What would strengthen the result:

  • Larger universe: Extend to 50–100 large-cap assets to move deeper into the RMT asymptotic regime and test whether the 2-factor structure persists or whether additional factors emerge.
  • Out-of-sample validation: Split the data, estimate factors on a training window, and test whether they explain holdout-sample variance or improve portfolio Sharpe ratios.
  • Economic factor mapping: Regress the statistical factors on observable economic factors (market, size, value, momentum, quality) to interpret them economically.
  • Microstructure robustness: Repeat the analysis on intraday returns or realized covariances to check sensitivity to daily-frequency noise.
  • Formal regime detection: Apply changepoint detection or regime-switching models to the rolling factor counts to identify when and why the dimensionality increased.
  • Cross-sectional extension: Test whether the result (low effective rank, ~2 factors) holds in other equity markets (Europe, Asia) or asset classes (bonds, commodities).

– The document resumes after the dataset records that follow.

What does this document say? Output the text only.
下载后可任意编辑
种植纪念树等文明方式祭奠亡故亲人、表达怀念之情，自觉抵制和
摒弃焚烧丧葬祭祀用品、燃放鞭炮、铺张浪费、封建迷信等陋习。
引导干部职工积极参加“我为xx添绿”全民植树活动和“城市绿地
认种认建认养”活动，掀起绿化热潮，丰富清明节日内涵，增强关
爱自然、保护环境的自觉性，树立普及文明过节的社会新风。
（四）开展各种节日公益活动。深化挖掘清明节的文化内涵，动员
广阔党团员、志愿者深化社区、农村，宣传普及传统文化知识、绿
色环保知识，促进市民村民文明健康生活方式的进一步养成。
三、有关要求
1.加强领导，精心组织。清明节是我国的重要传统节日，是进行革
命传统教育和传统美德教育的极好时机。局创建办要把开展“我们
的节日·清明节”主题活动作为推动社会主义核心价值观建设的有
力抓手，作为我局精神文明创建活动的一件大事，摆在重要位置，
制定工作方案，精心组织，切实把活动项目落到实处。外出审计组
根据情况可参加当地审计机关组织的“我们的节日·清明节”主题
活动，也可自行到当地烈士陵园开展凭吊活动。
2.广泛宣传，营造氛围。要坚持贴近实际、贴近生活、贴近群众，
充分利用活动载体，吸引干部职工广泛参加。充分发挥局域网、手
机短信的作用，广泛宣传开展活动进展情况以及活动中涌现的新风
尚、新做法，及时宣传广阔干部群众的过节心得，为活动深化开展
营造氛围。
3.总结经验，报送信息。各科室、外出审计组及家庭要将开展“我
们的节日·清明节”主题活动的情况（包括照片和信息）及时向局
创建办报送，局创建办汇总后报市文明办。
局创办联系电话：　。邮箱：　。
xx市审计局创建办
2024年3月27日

Despite these limitations, the result is a clean empirical demonstration of a spectral phase transition in real market data, with the computed eigenvalues and MP bounds providing a quantitative bound on the number of genuine common factors. The time variation in factor count is a novel empirical finding with implications for dynamic risk models and portfolio construction.


Research evidence, not investment advice.